Kong Ri Tian buna aldırış etmedi: “Ata, hayatlarımızı korumak zaten yeterince iyi. Cennetin ve yerin tenha bölgesini uzaklaştıramayacağımıza göre, Wu klanı şimdi onu bizim için güvende tutabilir. Bir gün, Wu Ji veya Shang Xin Ci bacaklarımın altında inleyecek, bunun için acı çekecekler!!”
Kong Ri Tian bunu söyledi, bakışları acımasızlaştı, hiçbir şeyden korkmayan şeytani bir yol üyesinin aurasını yaydı, kötü niyetlerle doluydu.
Kong Sheng Tian’ın iradesi yüksek sesle güldü: “Güzel, torunum böyle davranmalı!”
Kong Sheng Tian da o zamanlar şeytani bir yol üyesiydi, Kong Ri Tian gibi torunları severdi.
Kong Ri Tian sayısız günah işlemiş olmasına rağmen, yetenekten ya da düzgün bir doğadan yoksun değildi. Aksi takdirde, Güney Sınırında çok uzun süre hayatta kalacak ve hatta güçlü bir iblis olarak ün kazanacaktı.
Chen Yin Dao konuştu: “Lord Gu Ölümsüz, bu insanlar benim kardeşlerim, birlikte seyahat etmek istiyoruz. Lordun sözlerinden ayrılacağımızı duydum mu?”
Kong Sheng Tian’ın iradesi başını salladı: “Gerçekten, eğer ana bedenim hala buradaysa, birlikte kaçmanıza izin vermek için Hu Land’i kullanabilirim. Ama ben artık sadece bir iradeyim, Hu Land’i zar zor kullanabiliyorum, yön ya da varış noktası olsun, ikisini de kontrol edemiyorum. Belki burada kalırsın ve ben Küçük Ri Tian’la ayrıldıktan sonra başka bir yere saklanırsın, Güney Sınırı Gu Ölümsüzü onun yerine peşimize düşebilir.”
Chen Yin Dao ve diğerleri sıkıntılıydı.
Gidebileceklerine göre, kesinlikle gitmeliler.

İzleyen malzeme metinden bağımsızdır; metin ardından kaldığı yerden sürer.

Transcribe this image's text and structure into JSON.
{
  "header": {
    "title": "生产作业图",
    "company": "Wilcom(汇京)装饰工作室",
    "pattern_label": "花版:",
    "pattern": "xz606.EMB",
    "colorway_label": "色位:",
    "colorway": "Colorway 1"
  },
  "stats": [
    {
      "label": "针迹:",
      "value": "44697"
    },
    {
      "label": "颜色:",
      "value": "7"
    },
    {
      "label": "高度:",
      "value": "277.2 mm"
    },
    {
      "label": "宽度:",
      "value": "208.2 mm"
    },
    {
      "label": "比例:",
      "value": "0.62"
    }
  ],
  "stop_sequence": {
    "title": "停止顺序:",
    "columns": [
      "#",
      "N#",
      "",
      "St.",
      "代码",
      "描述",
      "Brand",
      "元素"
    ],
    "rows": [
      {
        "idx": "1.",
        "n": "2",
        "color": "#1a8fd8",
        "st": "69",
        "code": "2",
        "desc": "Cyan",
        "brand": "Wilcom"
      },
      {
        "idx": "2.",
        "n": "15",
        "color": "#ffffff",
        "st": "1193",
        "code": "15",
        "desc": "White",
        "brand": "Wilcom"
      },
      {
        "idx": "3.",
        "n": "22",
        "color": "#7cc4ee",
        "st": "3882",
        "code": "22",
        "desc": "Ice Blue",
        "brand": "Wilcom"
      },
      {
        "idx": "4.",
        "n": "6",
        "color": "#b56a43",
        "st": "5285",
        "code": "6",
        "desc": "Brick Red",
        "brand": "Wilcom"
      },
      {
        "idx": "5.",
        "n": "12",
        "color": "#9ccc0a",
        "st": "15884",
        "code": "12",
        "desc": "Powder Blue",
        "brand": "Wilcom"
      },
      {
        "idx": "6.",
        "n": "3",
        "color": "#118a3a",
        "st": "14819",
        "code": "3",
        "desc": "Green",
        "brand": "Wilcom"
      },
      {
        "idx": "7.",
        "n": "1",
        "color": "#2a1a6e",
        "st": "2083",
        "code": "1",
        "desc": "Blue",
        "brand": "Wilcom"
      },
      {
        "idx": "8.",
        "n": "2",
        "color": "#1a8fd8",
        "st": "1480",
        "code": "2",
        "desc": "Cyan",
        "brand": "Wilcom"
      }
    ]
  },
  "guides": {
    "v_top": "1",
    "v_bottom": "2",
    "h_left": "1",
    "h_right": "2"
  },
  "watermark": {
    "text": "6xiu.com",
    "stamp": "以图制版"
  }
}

Burada kalmak çok riskliydi!
Orta Kıta’nın dört müstehcenliği kaçak gibi yaşamakla deneyimliydi, geride kalmanın ölüme kur yapmakla aynı şey olduğunu biliyorlardı.
Ama eğer kaçarlarsa, Wang Xiao Er ile birlikte olmayacaklardı.
Ve eğer ayrılırlarsa ve lanetliler harekete geçerse…
“Kardeş Kong, seninle konuşmak istiyorum.” Bunu düşününce, Chen Yin Dao derin bir iç çekti, gerçeği söylemeye karar verdi.
Kong Ri Tian biraz şaşırmıştı, Orta Kıta ile dört büyük müstehcenlikle işbirliği yapmasına rağmen gardını aldı. Ama şimdi atası uyanık olduğu için, dört büyük müstehcenliğin sinsi saldırısından korkmuyordu.
Kong Ri Tian, Chen Yin Dao ile bir köşeye gitti ve sessizce konuştular.
“İşte bu kadar.” Kong Ri Tiang’ın nefesi kesildi.
“Başka neden böyle olalım ki?” Chen Yin Dao çok çaresizce konuştu.
Kong Ri Tian çılgınca gözlerini kırpıştırdı: “Orta Kıta insanlarının böyle çıkarları olduğunu düşünmüştüm, bunu ilk gördüğümde, siz kardeşlerin böyle çıkarları olacağını düşünmek beni şok etti!”
Konuşmaları havada boğuk sesler olarak duyulabiliyordu.
Kardeşler, sizce patron Kardeş Kong’a ne söylüyor?” Wang Xiao Er’in kafası karışmıştı, merakla sordu.
[1] Xi Land qi’yi emer, Hu Land qi’yi kovar.